Katrina Shaw knows that although you can prepare, you can’t always predict the future. Originally from Long Island, New York, she’d come to Baltimore to attend Morgan State University before beginning a career in radio and media. One night, she went to see a friend’s band and ended up talking with a saxophone player named Warren; they’ve now been married eight years. Her active involvement in her church, community and work kept her life happy and full. Then, at her annual mammogram in September 2013, they found a mass in her left breast.
Shaw had always been careful. She had fibrocystic breast tissue, which can show up as lumps on screening mammograms and require regular monitoring. Because she’d been getting regular mammograms, it was easy to compare the lump with images from previous years and see that something had changed. A followup ultrasound showed blood flow in her left breast’s mass, which is indicative of cancer.
A biopsy shortly after confirmed it was breast cancer. Shaw’s primary care provider recommended she visit the Johns Hopkins Breast Center at Johns Hopkins Bayview Medical Center.
Shock, Then Action
Shaw was understandably nervous, but left her first meeting with breast surgeon Mehran Habibi, M.D., feeling relieved. “He said I was really blessed, because the cancer was caught early,” says Shaw. “He said I had a good radiologist, because the mass could not be seen on a regular mammogram screening.”
The breast cancer diagnosis surprised Shaw, since she had no family history of cancer at all, but “I felt really good knowing I had a lot of options.” As oncology nurse practitioner Marshalee George, Ph.D., AOCNP, explains, only 12 to 15 percent of women who develop breast cancer have any family history.
After that, things moved quickly. “Delays give cancer time to spread and travel,” says Dr. George. “The behind-the-scenes navigation at the Breast Center helps connect patients to care quicker.” Shaw was becoming increasingly anxious about pain in her right breast. She consulted with a plastic surgeon at the Breast Center and decided to have a double mastectomy to remove both breasts, followed by breast reconstruction with implants.
Path to Recovery
Shaw’s first operation in November was a co-surgery that included the double mastectomy and tissue expander placement to create space for the implants. The surgery took four hours, which left her husband, himself a prostate cancer survivor, “on pins and needles.” After testing confirmed all traces of the cancer had been removed, she had her final breast reconstruction surgery in February of 2014.

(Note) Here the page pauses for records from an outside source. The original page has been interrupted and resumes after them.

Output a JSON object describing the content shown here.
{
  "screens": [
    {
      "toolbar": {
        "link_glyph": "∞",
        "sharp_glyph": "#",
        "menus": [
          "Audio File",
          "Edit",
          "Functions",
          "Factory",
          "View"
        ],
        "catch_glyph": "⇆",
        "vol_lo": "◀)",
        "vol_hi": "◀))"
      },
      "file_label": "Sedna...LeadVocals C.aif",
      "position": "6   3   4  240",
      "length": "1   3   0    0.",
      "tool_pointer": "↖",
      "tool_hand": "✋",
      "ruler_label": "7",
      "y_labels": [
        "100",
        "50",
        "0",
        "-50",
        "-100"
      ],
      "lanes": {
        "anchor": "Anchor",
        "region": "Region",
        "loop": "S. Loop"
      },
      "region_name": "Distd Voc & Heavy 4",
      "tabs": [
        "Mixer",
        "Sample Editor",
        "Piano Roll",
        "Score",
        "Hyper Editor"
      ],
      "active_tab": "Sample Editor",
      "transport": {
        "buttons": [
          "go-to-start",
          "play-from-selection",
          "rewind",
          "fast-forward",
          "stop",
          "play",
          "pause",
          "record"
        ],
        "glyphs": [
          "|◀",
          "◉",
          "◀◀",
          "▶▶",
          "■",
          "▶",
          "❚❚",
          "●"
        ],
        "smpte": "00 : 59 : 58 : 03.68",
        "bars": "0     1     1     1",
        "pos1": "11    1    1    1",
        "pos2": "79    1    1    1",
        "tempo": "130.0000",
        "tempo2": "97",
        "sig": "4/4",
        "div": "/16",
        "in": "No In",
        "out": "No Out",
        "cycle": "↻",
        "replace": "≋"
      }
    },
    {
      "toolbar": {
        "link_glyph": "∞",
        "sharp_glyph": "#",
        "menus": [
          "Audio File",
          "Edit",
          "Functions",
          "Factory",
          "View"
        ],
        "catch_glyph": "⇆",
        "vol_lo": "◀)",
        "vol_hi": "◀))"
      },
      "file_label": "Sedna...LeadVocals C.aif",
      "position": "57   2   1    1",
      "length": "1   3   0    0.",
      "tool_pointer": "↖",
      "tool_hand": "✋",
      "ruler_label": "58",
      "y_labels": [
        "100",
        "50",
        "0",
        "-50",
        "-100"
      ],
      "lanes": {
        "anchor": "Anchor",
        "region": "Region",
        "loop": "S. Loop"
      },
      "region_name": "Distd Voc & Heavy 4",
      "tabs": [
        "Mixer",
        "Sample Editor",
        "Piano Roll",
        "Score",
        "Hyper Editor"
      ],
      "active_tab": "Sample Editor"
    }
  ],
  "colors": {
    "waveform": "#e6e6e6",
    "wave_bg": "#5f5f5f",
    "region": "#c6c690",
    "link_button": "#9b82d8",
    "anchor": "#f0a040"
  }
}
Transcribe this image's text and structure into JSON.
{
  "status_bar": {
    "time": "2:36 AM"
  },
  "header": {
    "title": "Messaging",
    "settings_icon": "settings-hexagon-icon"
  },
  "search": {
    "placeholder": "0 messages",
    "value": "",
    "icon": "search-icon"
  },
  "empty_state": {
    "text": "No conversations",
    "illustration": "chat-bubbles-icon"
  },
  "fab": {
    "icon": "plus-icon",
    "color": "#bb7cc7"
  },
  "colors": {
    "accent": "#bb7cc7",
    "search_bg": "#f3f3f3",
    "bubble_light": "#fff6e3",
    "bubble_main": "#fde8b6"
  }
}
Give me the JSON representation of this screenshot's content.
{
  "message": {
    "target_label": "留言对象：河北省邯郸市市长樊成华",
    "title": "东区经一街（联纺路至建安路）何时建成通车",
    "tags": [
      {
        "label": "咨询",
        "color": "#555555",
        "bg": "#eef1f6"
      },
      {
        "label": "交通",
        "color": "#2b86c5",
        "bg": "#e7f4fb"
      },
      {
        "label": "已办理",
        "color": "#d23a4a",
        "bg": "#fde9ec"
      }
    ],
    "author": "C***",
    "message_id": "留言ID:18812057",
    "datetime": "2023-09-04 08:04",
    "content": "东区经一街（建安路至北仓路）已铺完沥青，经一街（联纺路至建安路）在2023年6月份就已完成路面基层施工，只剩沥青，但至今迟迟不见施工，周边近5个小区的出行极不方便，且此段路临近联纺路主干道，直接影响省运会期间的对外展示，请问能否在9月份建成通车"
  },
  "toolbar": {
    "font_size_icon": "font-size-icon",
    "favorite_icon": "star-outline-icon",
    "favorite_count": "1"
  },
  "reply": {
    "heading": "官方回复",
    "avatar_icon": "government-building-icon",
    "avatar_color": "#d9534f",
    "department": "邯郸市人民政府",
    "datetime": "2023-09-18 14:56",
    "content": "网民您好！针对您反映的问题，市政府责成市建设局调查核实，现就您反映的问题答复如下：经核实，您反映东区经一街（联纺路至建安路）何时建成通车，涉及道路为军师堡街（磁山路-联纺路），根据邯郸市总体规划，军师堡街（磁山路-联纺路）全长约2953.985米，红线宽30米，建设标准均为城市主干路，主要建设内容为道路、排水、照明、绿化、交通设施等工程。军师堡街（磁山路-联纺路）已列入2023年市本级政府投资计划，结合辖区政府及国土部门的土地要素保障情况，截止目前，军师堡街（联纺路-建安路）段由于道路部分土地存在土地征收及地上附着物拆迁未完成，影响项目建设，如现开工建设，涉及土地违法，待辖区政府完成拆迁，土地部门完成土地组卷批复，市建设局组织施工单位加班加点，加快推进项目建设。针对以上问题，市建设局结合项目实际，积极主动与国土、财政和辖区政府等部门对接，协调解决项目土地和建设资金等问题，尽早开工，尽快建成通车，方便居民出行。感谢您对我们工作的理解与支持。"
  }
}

Today, Shaw is a licensed Zumba instructor and pursuing her certification to be a health coach. She encourages other women to get regular testing, and women with fibrous breast tissue to get extra screening. She says, “I had this life-changing event, and I want to inspire and help others” through education and motivation. She credits the staff at the Breast Center for their excellent care, which made an extremely stressful time in her life easier. When she hits her five-year anniversary next year, she says, “I’ll really celebrate.”